The first family to move was the Moses Millers in 1833, with others following until by about 1849, there were 13 Amish Mennonite families who settled here: Christian Hertzler, Isaac Hertzler, Jacob Hertzler, John Kennel, Preacher John Mast, Daniel Nafzinger, Peter Nafzinger, Christian Neuhauser, Aaron Smoker, John Smoker, Jacob Waltz, David Warfel, and Bishop Solomon Yoder (d. 1880). A frame meetinghouse was built and dedicated on Christmas Day of 1898. The first Sunday school was opened about 1895. In 1909, Preacher John M. Hartzler moved to Long Green. When the meetinghouse burned in 1915, the Hertzlers moved to Belleville, Pa., and other families moved away. The last surviving member died in 1953. The cemetery continues to be cared for by descendants.
For more information about this bus trip to Long Green, Maryland, contact Lois Ann Mast at lois@masthof.com or call 610-286-0258.
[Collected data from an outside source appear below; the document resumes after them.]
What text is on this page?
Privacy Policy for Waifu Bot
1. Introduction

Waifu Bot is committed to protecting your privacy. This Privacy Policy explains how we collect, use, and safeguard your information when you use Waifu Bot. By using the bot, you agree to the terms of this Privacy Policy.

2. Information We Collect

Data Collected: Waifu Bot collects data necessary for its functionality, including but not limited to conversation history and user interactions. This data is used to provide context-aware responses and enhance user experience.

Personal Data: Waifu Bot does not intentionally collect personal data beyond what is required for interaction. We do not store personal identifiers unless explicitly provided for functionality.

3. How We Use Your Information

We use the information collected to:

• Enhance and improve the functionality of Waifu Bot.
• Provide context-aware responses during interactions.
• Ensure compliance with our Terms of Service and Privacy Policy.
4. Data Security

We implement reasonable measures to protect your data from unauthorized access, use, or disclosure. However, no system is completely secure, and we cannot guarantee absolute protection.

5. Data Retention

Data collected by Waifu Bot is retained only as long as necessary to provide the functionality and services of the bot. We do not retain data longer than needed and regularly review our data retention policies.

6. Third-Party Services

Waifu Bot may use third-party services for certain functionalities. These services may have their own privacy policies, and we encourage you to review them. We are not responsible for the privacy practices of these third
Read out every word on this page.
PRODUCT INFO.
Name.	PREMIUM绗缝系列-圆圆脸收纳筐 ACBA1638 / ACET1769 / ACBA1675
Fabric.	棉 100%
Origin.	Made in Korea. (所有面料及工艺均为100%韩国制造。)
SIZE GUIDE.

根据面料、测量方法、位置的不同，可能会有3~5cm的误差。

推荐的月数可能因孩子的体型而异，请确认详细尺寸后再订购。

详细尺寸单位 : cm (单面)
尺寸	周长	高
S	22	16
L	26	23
PHOTO CAPTION: The Long Green Mennonite Cemetery is what remains of the Mennonite families who lived in the heart of the Long Green Valley about 15 miles northeast of Baltimore, Md. Here they worshipped at the Long Green Amish Mennonite Church. “Long Green was a rich farming valley and land was cheap. More folks would have moved here had there been no slavery.”—David Luthy, The Amish in America: Settlements That Failed, 1840-1960 (Pathway Pub, 1986, p. 169).